Index-based ETFs passively track an underlying benchmark, but that does not mean investors shouldn’t look under the hood and better understand what they are getting themselves into.

“Advisors accept a certain amount of due diligence on active side…. but when it comes to passive investing, it doesn’t matter,” Marc Zeitoun, Head of Strategic Beta, Columbia Threadneedle Investments, said at the Morningstar Investment Conference. “We’re trying to get more people to understand the importance of understanding the rule set behind the indices that they’re invested in.”

For example, smart beta ETFs have grown in popularity, and while these ETF strategies are also passive or index-based products, the underlying indexing methodologies can vary drastically.

As a way to help investors gain a smarter exposure to the fixed-income market and diversify away from the shortcomings of a traditional market cap-weighted bond index, Columbia Threadneedle offers the Columbia Diversified Fixed Income Allocation ETF (NYSEArca: DIAL), which follows an alternative indexing methodology.

The bond ETF tries to reflect the performance of the Beta Advantage Multi-Sector Bond Index, a rules-based multi-sector strategic approach to debt market investing. The underlying smart beta index covers six sectors of the debt market, focusing on yield, quality and liquidity.

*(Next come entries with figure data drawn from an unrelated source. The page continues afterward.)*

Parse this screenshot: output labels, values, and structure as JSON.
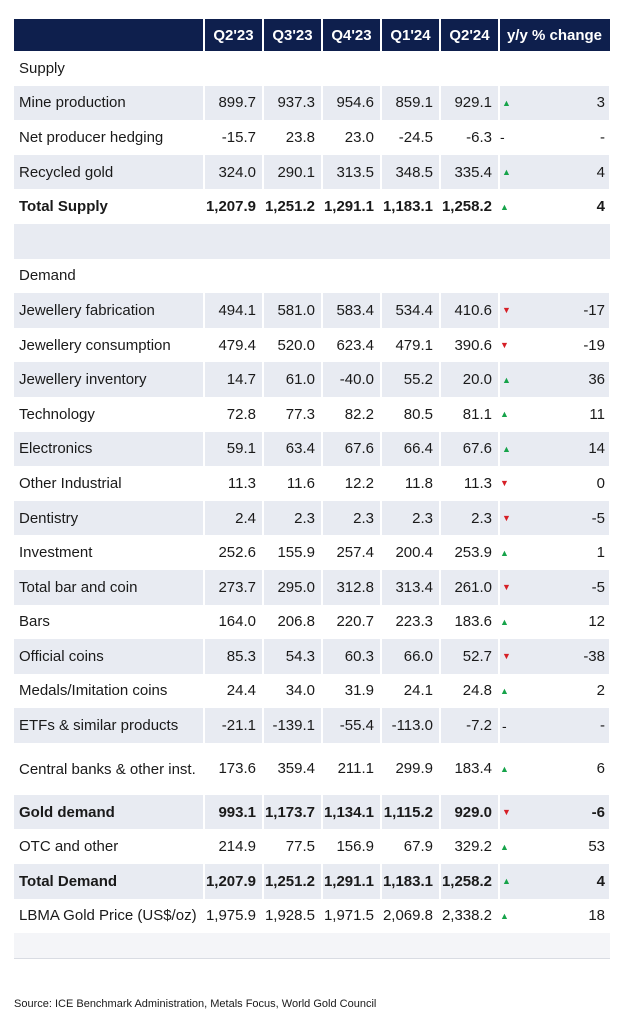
{
  "headers": [
    "",
    "Q2'23",
    "Q3'23",
    "Q4'23",
    "Q1'24",
    "Q2'24",
    "y/y % change"
  ],
  "sections": [
    {
      "title": "Supply",
      "rows": [
        {
          "label": "Mine production",
          "values": [
            "899.7",
            "937.3",
            "954.6",
            "859.1",
            "929.1"
          ],
          "trend": "up",
          "yoy": "3",
          "bold": false
        },
        {
          "label": "Net producer hedging",
          "values": [
            "-15.7",
            "23.8",
            "23.0",
            "-24.5",
            "-6.3"
          ],
          "trend": "none",
          "yoy": "-",
          "bold": false
        },
        {
          "label": "Recycled gold",
          "values": [
            "324.0",
            "290.1",
            "313.5",
            "348.5",
            "335.4"
          ],
          "trend": "up",
          "yoy": "4",
          "bold": false
        },
        {
          "label": "Total Supply",
          "values": [
            "1,207.9",
            "1,251.2",
            "1,291.1",
            "1,183.1",
            "1,258.2"
          ],
          "trend": "up",
          "yoy": "4",
          "bold": true
        }
      ]
    },
    {
      "title": "Demand",
      "rows": [
        {
          "label": "Jewellery fabrication",
          "values": [
            "494.1",
            "581.0",
            "583.4",
            "534.4",
            "410.6"
          ],
          "trend": "down",
          "yoy": "-17",
          "bold": false
        },
        {
          "label": "Jewellery consumption",
          "values": [
            "479.4",
            "520.0",
            "623.4",
            "479.1",
            "390.6"
          ],
          "trend": "down",
          "yoy": "-19",
          "bold": false
        },
        {
          "label": "Jewellery inventory",
          "values": [
            "14.7",
            "61.0",
            "-40.0",
            "55.2",
            "20.0"
          ],
          "trend": "up",
          "yoy": "36",
          "bold": false
        },
        {
          "label": "Technology",
          "values": [
            "72.8",
            "77.3",
            "82.2",
            "80.5",
            "81.1"
          ],
          "trend": "up",
          "yoy": "11",
          "bold": false
        },
        {
          "label": "Electronics",
          "values": [
            "59.1",
            "63.4",
            "67.6",
            "66.4",
            "67.6"
          ],
          "trend": "up",
          "yoy": "14",
          "bold": false
        },
        {
          "label": "Other Industrial",
          "values": [
            "11.3",
            "11.6",
            "12.2",
            "11.8",
            "11.3"
          ],
          "trend": "down",
          "yoy": "0",
          "bold": false
        },
        {
          "label": "Dentistry",
          "values": [
            "2.4",
            "2.3",
            "2.3",
            "2.3",
            "2.3"
          ],
          "trend": "down",
          "yoy": "-5",
          "bold": false
        },
        {
          "label": "Investment",
          "values": [
            "252.6",
            "155.9",
            "257.4",
            "200.4",
            "253.9"
          ],
          "trend": "up",
          "yoy": "1",
          "bold": false
        },
        {
          "label": "Total bar and coin",
          "values": [
            "273.7",
            "295.0",
            "312.8",
            "313.4",
            "261.0"
          ],
          "trend": "down",
          "yoy": "-5",
          "bold": false
        },
        {
          "label": "Bars",
          "values": [
            "164.0",
            "206.8",
            "220.7",
            "223.3",
            "183.6"
          ],
          "trend": "up",
          "yoy": "12",
          "bold": false
        },
        {
          "label": "Official coins",
          "values": [
            "85.3",
            "54.3",
            "60.3",
            "66.0",
            "52.7"
          ],
          "trend": "down",
          "yoy": "-38",
          "bold": false
        },
        {
          "label": "Medals/Imitation coins",
          "values": [
            "24.4",
            "34.0",
            "31.9",
            "24.1",
            "24.8"
          ],
          "trend": "up",
          "yoy": "2",
          "bold": false
        },
        {
          "label": "ETFs & similar products",
          "values": [
            "-21.1",
            "-139.1",
            "-55.4",
            "-113.0",
            "-7.2"
          ],
          "trend": "none",
          "yoy": "-",
          "bold": false
        },
        {
          "label": "Central banks & other inst.",
          "values": [
            "173.6",
            "359.4",
            "211.1",
            "299.9",
            "183.4"
          ],
          "trend": "up",
          "yoy": "6",
          "bold": false
        },
        {
          "label": "Gold demand",
          "values": [
            "993.1",
            "1,173.7",
            "1,134.1",
            "1,115.2",
            "929.0"
          ],
          "trend": "down",
          "yoy": "-6",
          "bold": true
        },
        {
          "label": "OTC and other",
          "values": [
            "214.9",
            "77.5",
            "156.9",
            "67.9",
            "329.2"
          ],
          "trend": "up",
          "yoy": "53",
          "bold": false
        },
        {
          "label": "Total Demand",
          "values": [
            "1,207.9",
            "1,251.2",
            "1,291.1",
            "1,183.1",
            "1,258.2"
          ],
          "trend": "up",
          "yoy": "4",
          "bold": true
        },
        {
          "label": "LBMA Gold Price (US$/oz)",
          "values": [
            "1,975.9",
            "1,928.5",
            "1,971.5",
            "2,069.8",
            "2,338.2"
          ],
          "trend": "up",
          "yoy": "18",
          "bold": false
        }
      ]
    }
  ],
  "icons": {
    "up": "▲",
    "down": "▼",
    "none": "-"
  },
  "colors": {
    "header_bg": "#0e1f4d",
    "row_shade": "#e8ebf2",
    "up": "#16a34a",
    "down": "#d61f26"
  },
  "source": "Source: ICE Benchmark Administration, Metals Focus, World Gold Council"
}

By achieving its goal of yield enhancement, DIAL includes multiple sectors throughout the US and around the globe; excludes short term government with limited yield; excludes non-government with limited risk premium; and exclude negative yielding bonds.

The ETF’s quality management aims to avoid the “tails of the market” by removing sectors that offer no risk premium and lower quality tiers that have outsized downside risk, which essentially means no corporates rated below single-B ratings, no sovereigns rated below double-B ratings and no corporates longer than 15 year maturity.

Additionally, the fund keeps in mind liquidity limitations or focuses on issues with sufficient tradability to provide investors with liquidity, managed against volatility. The index screens for larger issue size, screens for recently issued securities and limits number of bonds per issuer.